# About Cardano's formula and the cubic equation

I've been working my way through Cardano's formula for the cubic equation and I'm getting stuck at the end.

I'm clear on producing the depressed cubic, $$y^3 + Ay + B,$$ and from there, I'm clear on substituting $y = s + t$, on getting the system of equations, \begin{align} s^3 + t^3 &= -B\\ 3st &= A \end{align}

Clear on producing and solving the degree 6 equation, $$t^6 - B t^3 + \frac{A^3}{27} = 0.$$

\begin{align*} t^3 &= \frac{B}{2} \pm \sqrt{\left(\frac{B}{2}\right)^2 - \left(\frac{A}{3}\right)^3}\\ s^3 &= \frac{B}{2} \mp \sqrt{\left(\frac{B}{2}\right)^2 - \left(\frac{A}{3}\right)^3}. \end{align*}

$t^3$ has three cube roots, namely $t$, $t \omega$ and $t \omega^2$. And $s^3$ has has three cube roots, namely $s$, $s \omega$ and $s \omega^2$.
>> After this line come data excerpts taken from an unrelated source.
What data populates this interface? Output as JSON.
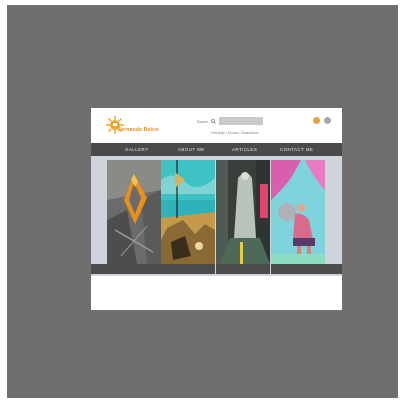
{
  "logo": {
    "text": "Fernanda Beiris"
  },
  "header": {
    "search_label": "Search",
    "search_value": "",
    "tagline": "Paintings • Murals • Illustrations"
  },
  "nav": {
    "items": [
      {
        "label": "GALLERY"
      },
      {
        "label": "ABOUT ME"
      },
      {
        "label": "ARTICLES"
      },
      {
        "label": "CONTACT ME"
      }
    ]
  },
  "gallery": {
    "paintings": [
      {
        "icon": "abstract-painting"
      },
      {
        "icon": "surreal-landscape-painting"
      },
      {
        "icon": "figure-window-painting"
      },
      {
        "icon": "seated-figure-painting"
      }
    ]
  },
  "colors": {
    "frame": "#6f6f6f",
    "nav_bg": "#4a4a4a",
    "accent": "#e88a14",
    "gallery_bg": "#cfd3db"
  }
}
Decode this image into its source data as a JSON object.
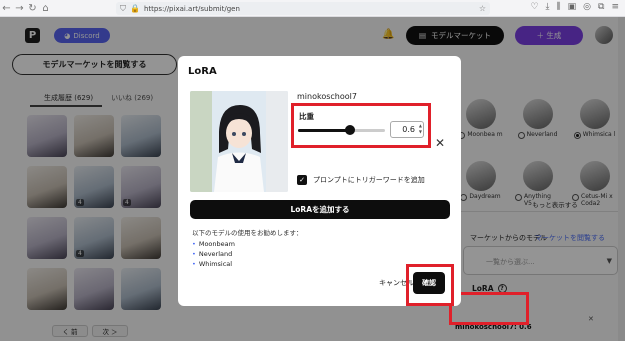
{
  "browser": {
    "url": "https://pixai.art/submit/gen"
  },
  "header": {
    "logo": "P",
    "discord_label": "Discord",
    "market_label": "モデルマーケット",
    "generate_label": "＋ 生成"
  },
  "left": {
    "browse_button": "モデルマーケットを閲覧する",
    "tabs": [
      {
        "label": "生成履歴 (629)"
      },
      {
        "label": "いいね (269)"
      }
    ],
    "thumb_badges": [
      "4",
      "4",
      "4"
    ],
    "pager_prev": "く 前",
    "pager_next": "次 ＞"
  },
  "right": {
    "models": [
      {
        "label": "Moonbea m",
        "selected": false
      },
      {
        "label": "Neverland",
        "selected": false
      },
      {
        "label": "Whimsica l",
        "selected": true
      },
      {
        "label": "Daydream",
        "selected": false
      },
      {
        "label": "Anything V5",
        "selected": false
      },
      {
        "label": "Cetus-Mi x Coda2",
        "selected": false
      }
    ],
    "more_label": "もっと表示する",
    "from_model_label": "マーケットからのモデル",
    "browse_market_link": "マーケットを閲覧する",
    "select_placeholder": "一覧から選ぶ...",
    "lora_label": "LoRA",
    "lora_chip": "minokoschool7: 0.6"
  },
  "modal": {
    "title": "LoRA",
    "model_name": "minokoschool7",
    "weight_label": "比重",
    "weight_value": "0.6",
    "weight_fraction": 0.6,
    "trigger_checkbox_label": "プロンプトにトリガーワードを追加",
    "trigger_checked": true,
    "add_button": "LoRAを追加する",
    "recommend_text": "以下のモデルの使用をお勧めします：",
    "recommended_models": [
      "Moonbeam",
      "Neverland",
      "Whimsical"
    ],
    "cancel_label": "キャンセル",
    "confirm_label": "確認"
  },
  "colors": {
    "highlight": "#e0202a",
    "primary": "#7b3fe4",
    "discord": "#5865f2",
    "link": "#4a6cf7"
  }
}
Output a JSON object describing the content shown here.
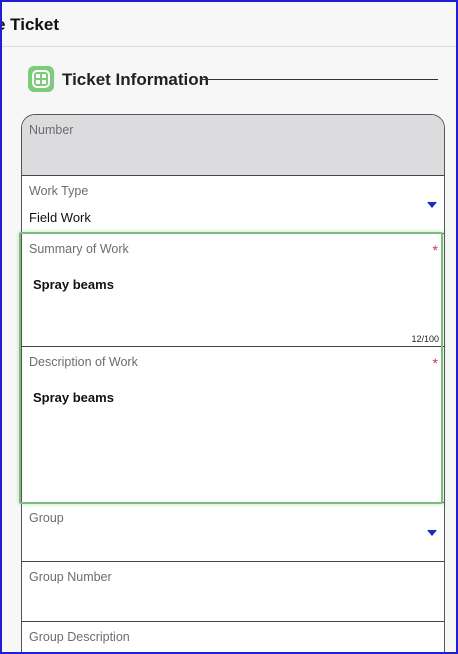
{
  "header": {
    "title": "e Ticket"
  },
  "section": {
    "title": "Ticket Information",
    "icon": "grid-icon"
  },
  "fields": {
    "number": {
      "label": "Number",
      "value": ""
    },
    "work_type": {
      "label": "Work Type",
      "value": "Field Work"
    },
    "summary": {
      "label": "Summary of Work",
      "value": "Spray beams",
      "required_marker": "*",
      "counter": "12/100"
    },
    "description": {
      "label": "Description of Work",
      "value": "Spray beams",
      "required_marker": "*"
    },
    "group": {
      "label": "Group",
      "value": ""
    },
    "group_number": {
      "label": "Group Number",
      "value": ""
    },
    "group_description": {
      "label": "Group Description",
      "value": ""
    }
  },
  "colors": {
    "accent": "#1b2bc4",
    "required": "#d0306f",
    "highlight": "#78c07a",
    "icon_bg": "#7ccc7c"
  }
}
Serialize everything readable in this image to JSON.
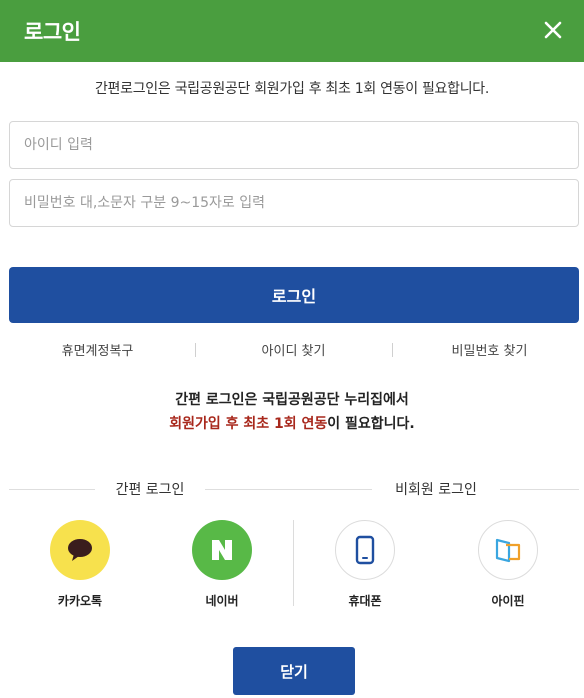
{
  "header": {
    "title": "로그인",
    "close_icon": "close-icon"
  },
  "notice": "간편로그인은 국립공원공단 회원가입 후 최초 1회 연동이 필요합니다.",
  "form": {
    "id_placeholder": "아이디 입력",
    "id_value": "",
    "pw_placeholder": "비밀번호 대,소문자 구분 9~15자로 입력",
    "pw_value": "",
    "login_label": "로그인"
  },
  "links": {
    "dormant": "휴면계정복구",
    "find_id": "아이디 찾기",
    "find_pw": "비밀번호 찾기"
  },
  "message": {
    "line1": "간편 로그인은 국립공원공단 누리집에서",
    "line2_highlight": "회원가입 후 최초 1회 연동",
    "line2_rest": "이 필요합니다."
  },
  "sections": {
    "easy_login": "간편 로그인",
    "non_member": "비회원 로그인"
  },
  "sns": {
    "kakao": {
      "label": "카카오톡",
      "icon": "speech-bubble-icon",
      "color": "#f7e14d"
    },
    "naver": {
      "label": "네이버",
      "icon": "naver-n-icon",
      "color": "#58b947"
    },
    "phone": {
      "label": "휴대폰",
      "icon": "mobile-phone-icon"
    },
    "ipin": {
      "label": "아이핀",
      "icon": "ipin-icon"
    }
  },
  "footer": {
    "close_label": "닫기"
  },
  "colors": {
    "header_green": "#4a9e3f",
    "primary_blue": "#1f4fa0",
    "highlight_red": "#a8281c"
  }
}
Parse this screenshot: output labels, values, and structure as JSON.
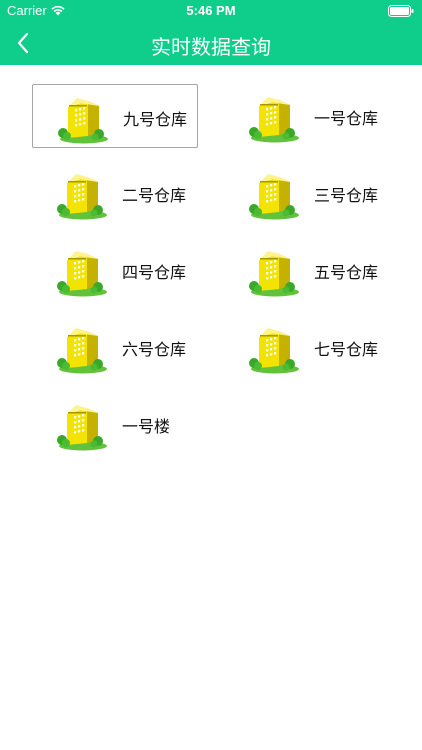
{
  "status_bar": {
    "carrier": "Carrier",
    "time": "5:46 PM",
    "wifi_icon": "wifi-icon",
    "battery_icon": "battery-icon"
  },
  "nav": {
    "title": "实时数据查询",
    "back_icon": "chevron-left-icon"
  },
  "colors": {
    "header_bg": "#0fce8b",
    "building_yellow": "#f2e400",
    "tree_green": "#3aa828"
  },
  "warehouses": [
    {
      "label": "九号仓库",
      "icon": "building-icon",
      "selected": true
    },
    {
      "label": "一号仓库",
      "icon": "building-icon",
      "selected": false
    },
    {
      "label": "二号仓库",
      "icon": "building-icon",
      "selected": false
    },
    {
      "label": "三号仓库",
      "icon": "building-icon",
      "selected": false
    },
    {
      "label": "四号仓库",
      "icon": "building-icon",
      "selected": false
    },
    {
      "label": "五号仓库",
      "icon": "building-icon",
      "selected": false
    },
    {
      "label": "六号仓库",
      "icon": "building-icon",
      "selected": false
    },
    {
      "label": "七号仓库",
      "icon": "building-icon",
      "selected": false
    },
    {
      "label": "一号楼",
      "icon": "building-icon",
      "selected": false
    }
  ]
}
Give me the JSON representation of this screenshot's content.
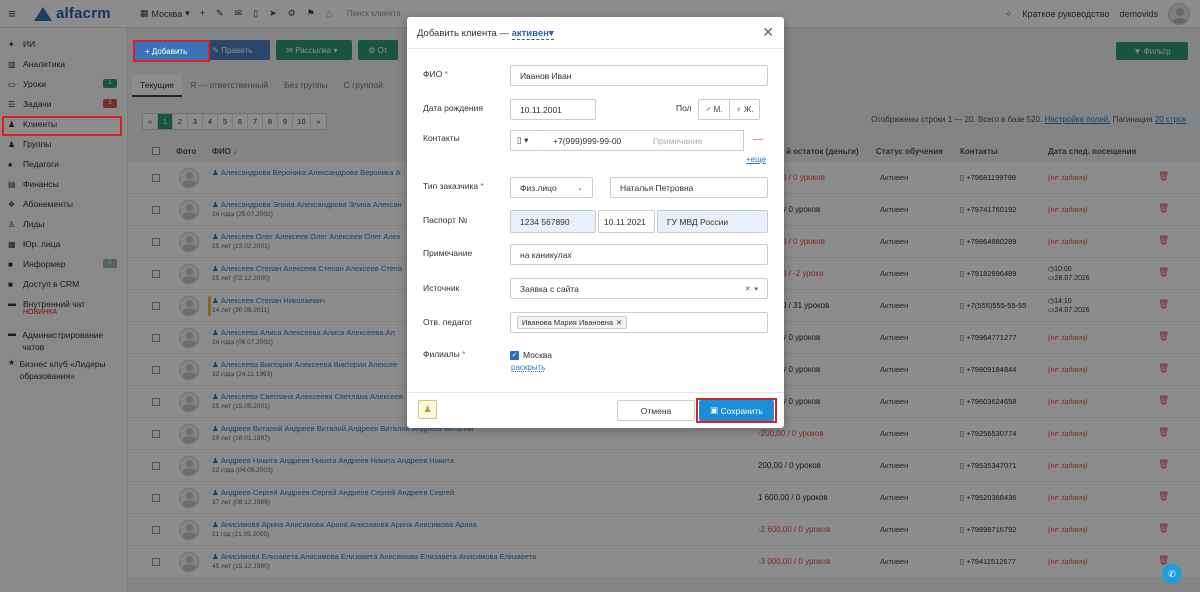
{
  "topbar": {
    "logo": "alfacrm",
    "city": "Москва",
    "search_placeholder": "Поиск клиента",
    "guide": "Краткое руководство",
    "user": "demovids"
  },
  "sidebar": {
    "items": [
      {
        "label": "ИИ",
        "icon": "sparkle-icon"
      },
      {
        "label": "Аналитика",
        "icon": "chart-icon"
      },
      {
        "label": "Уроки",
        "icon": "calendar-icon",
        "badge": "1",
        "badge_color": "#2d9c6e"
      },
      {
        "label": "Задачи",
        "icon": "tasks-icon",
        "badge": "3",
        "badge_color": "#d9534f"
      },
      {
        "label": "Клиенты",
        "icon": "user-icon"
      },
      {
        "label": "Группы",
        "icon": "group-icon"
      },
      {
        "label": "Педагоги",
        "icon": "teacher-icon"
      },
      {
        "label": "Финансы",
        "icon": "money-icon"
      },
      {
        "label": "Абонементы",
        "icon": "ticket-icon"
      },
      {
        "label": "Лиды",
        "icon": "lead-icon"
      },
      {
        "label": "Юр. лица",
        "icon": "building-icon"
      },
      {
        "label": "Информер",
        "icon": "inform-icon",
        "badge": "0",
        "badge_color": "#9ab7a6"
      },
      {
        "label": "Доступ в CRM",
        "icon": "lock-icon"
      }
    ],
    "chat": {
      "label": "Внутренний чат",
      "sub": "НОВИНКА"
    },
    "admin": "Администрирование чатов",
    "club": "Бизнес клуб «Лидеры образования»"
  },
  "toolbar": {
    "add": "+ Добавить",
    "edit": "Править",
    "mail": "Рассылка",
    "other": "От",
    "filter": "Фильтр"
  },
  "tabs": [
    "Текущие",
    "Я — ответственный",
    "Без группы",
    "С группой"
  ],
  "pager": {
    "pages": [
      "«",
      "1",
      "2",
      "3",
      "4",
      "5",
      "6",
      "7",
      "8",
      "9",
      "10",
      "»"
    ],
    "active": "1"
  },
  "rows_info": {
    "text": "Отображены строки 1 — 20. Всего в базе 520.",
    "settings": "Настройка полей.",
    "pagination": "Пагинация",
    "per_page": "20 строк"
  },
  "columns": {
    "photo": "Фото",
    "fio": "ФИО ↓",
    "balance": "й остаток (деньги)",
    "status": "Статус обучения",
    "contacts": "Контакты",
    "next_visit": "Дата след. посещения"
  },
  "rows": [
    {
      "name": "Александрова Вероника Александрова Вероника А",
      "age": "",
      "balance": "0 / 0 уроков",
      "neg": true,
      "status": "Активен",
      "phone": "+79681199798",
      "visit": "(не задано)"
    },
    {
      "name": "Александрова Элина Александрова Элина Алексан",
      "age": "24 года (25.07.2002)",
      "balance": "/ 0 уроков",
      "neg": false,
      "status": "Активен",
      "phone": "+79741760192",
      "visit": "(не задано)"
    },
    {
      "name": "Алексеев Олег Алексеев Олег Алексеев Олег Алек",
      "age": "25 лет (23.02.2001)",
      "balance": "0 / 0 уроков",
      "neg": true,
      "status": "Активен",
      "phone": "+79864880289",
      "visit": "(не задано)"
    },
    {
      "name": "Алексеев Степан Алексеев Степан Алексеев Степа",
      "age": "25 лет (02.12.2000)",
      "balance": "0 / -2 урока",
      "neg": true,
      "status": "Активен",
      "phone": "+79182896489",
      "visit_time": "10:00",
      "visit_date": "28.07.2026"
    },
    {
      "name": "Алексеев Степан Николаевич",
      "age": "14 лет (30.09.2011)",
      "balance": "0 / 31 уроков",
      "neg": false,
      "status": "Активен",
      "phone": "+7(555)555-55-55",
      "visit_time": "14:10",
      "visit_date": "24.07.2026"
    },
    {
      "name": "Алексеева Алиса Алексеева Алиса Алексеева Ал",
      "age": "24 года (06.07.2002)",
      "balance": "/ 0 уроков",
      "neg": false,
      "status": "Активен",
      "phone": "+79964771277",
      "visit": "(не задано)"
    },
    {
      "name": "Алексеева Виктория Алексеева Виктория Алексее",
      "age": "32 года (24.11.1993)",
      "balance": "/ 0 уроков",
      "neg": false,
      "status": "Активен",
      "phone": "+79809184844",
      "visit": "(не задано)"
    },
    {
      "name": "Алексеева Светлана Алексеева Светлана Алексеев",
      "age": "25 лет (15.05.2001)",
      "balance": "/ 0 уроков",
      "neg": false,
      "status": "Активен",
      "phone": "+79603624658",
      "visit": "(не задано)"
    },
    {
      "name": "Андреев Виталий Андреев Виталий Андреев Виталий Андреев Виталий",
      "age": "29 лет (18.01.1997)",
      "balance": "-200,00 / 0 уроков",
      "neg": true,
      "status": "Активен",
      "phone": "+79256530774",
      "visit": "(не задано)"
    },
    {
      "name": "Андреев Никита Андреев Никита Андреев Никита Андреев Никита",
      "age": "22 года (04.09.2003)",
      "balance": "200,00 / 0 уроков",
      "neg": false,
      "status": "Активен",
      "phone": "+79535347071",
      "visit": "(не задано)"
    },
    {
      "name": "Андреев Сергей Андреев Сергей Андреев Сергей Андреев Сергей",
      "age": "37 лет (08.12.1988)",
      "balance": "1 600,00 / 0 уроков",
      "neg": false,
      "status": "Активен",
      "phone": "+79520368436",
      "visit": "(не задано)"
    },
    {
      "name": "Анисимова Арина Анисимова Арина Анисимова Арина Анисимова Арина",
      "age": "21 год (21.05.2005)",
      "balance": "-2 600,00 / 0 уроков",
      "neg": true,
      "status": "Активен",
      "phone": "+79898716792",
      "visit": "(не задано)"
    },
    {
      "name": "Анисимова Елизавета Анисимова Елизавета Анисимова Елизавета Анисимова Елизавета",
      "age": "45 лет (15.12.1980)",
      "balance": "-3 000,00 / 0 уроков",
      "neg": true,
      "status": "Активен",
      "phone": "+79411512677",
      "visit": "(не задано)"
    }
  ],
  "modal": {
    "title": "Добавить клиента",
    "dash": "—",
    "status": "активен",
    "labels": {
      "fio": "ФИО",
      "birth": "Дата рождения",
      "gender": "Пол",
      "contacts": "Контакты",
      "customer_type": "Тип заказчика",
      "passport": "Паспорт №",
      "note": "Примечание",
      "source": "Источник",
      "teacher": "Отв. педагог",
      "branches": "Филиалы"
    },
    "values": {
      "fio": "Иванов Иван",
      "birth": "10.11.2001",
      "gender_m": "М.",
      "gender_f": "Ж.",
      "phone": "+7(999)999-99-00",
      "phone_note_placeholder": "Примечание",
      "more": "+еще",
      "customer_type": "Физ.лицо",
      "customer_name": "Наталья Петровна",
      "passport_no": "1234 567890",
      "passport_date": "10.11.2021",
      "passport_issuer": "ГУ МВД России",
      "note": "на каникулах",
      "source": "Заявка с сайта",
      "teacher": "Иванова Мария Ивановна",
      "branch": "Москва",
      "expand": "раскрыть"
    },
    "cancel": "Отмена",
    "save": "Сохранить"
  }
}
As $y$ is a sum of these cube roots, we have a total of 9 possibilities. The below chart shows the relationship between these 9 roots as dictated by the above equation, $3st = A$. And this is where I get shaky. I can't convince myself that the true solutions are always the ones of the red path. Is there no ambiguity there? What if $t^3$ and $s^3$ are imaginary? Is there no other piece of information needed to definitively say what the roots are? It seems that every write up of this proof skips over this fact. I know I'm missing something here.

I appreciate any insight you folks can provide.

You can't say that it's always the red path. Up to the point when you get the equations with $s^3$ and $t^3$, you have nothing to distinguish the three cube roots of $s^3$, or of $t^3$.
Suppose you were to replace $s$ by $s' = s\omega$ (while keeping $t' = t$), and draw a new diagram with $s'$ and $t'$. Then the new red $s' + t' = s \omega + t$ which is the old blue. But the original equation hasn't changed. So if in the new diagram, the red path is correct, then in the old diagram, the blue path was correct.
To choose the correct path, you have to choose $s$ and $t$ so that $3st = A$ is satisfied. If you choose a wrong path, then $3st$ will be $A\omega$ or $A\omega^2$ instead.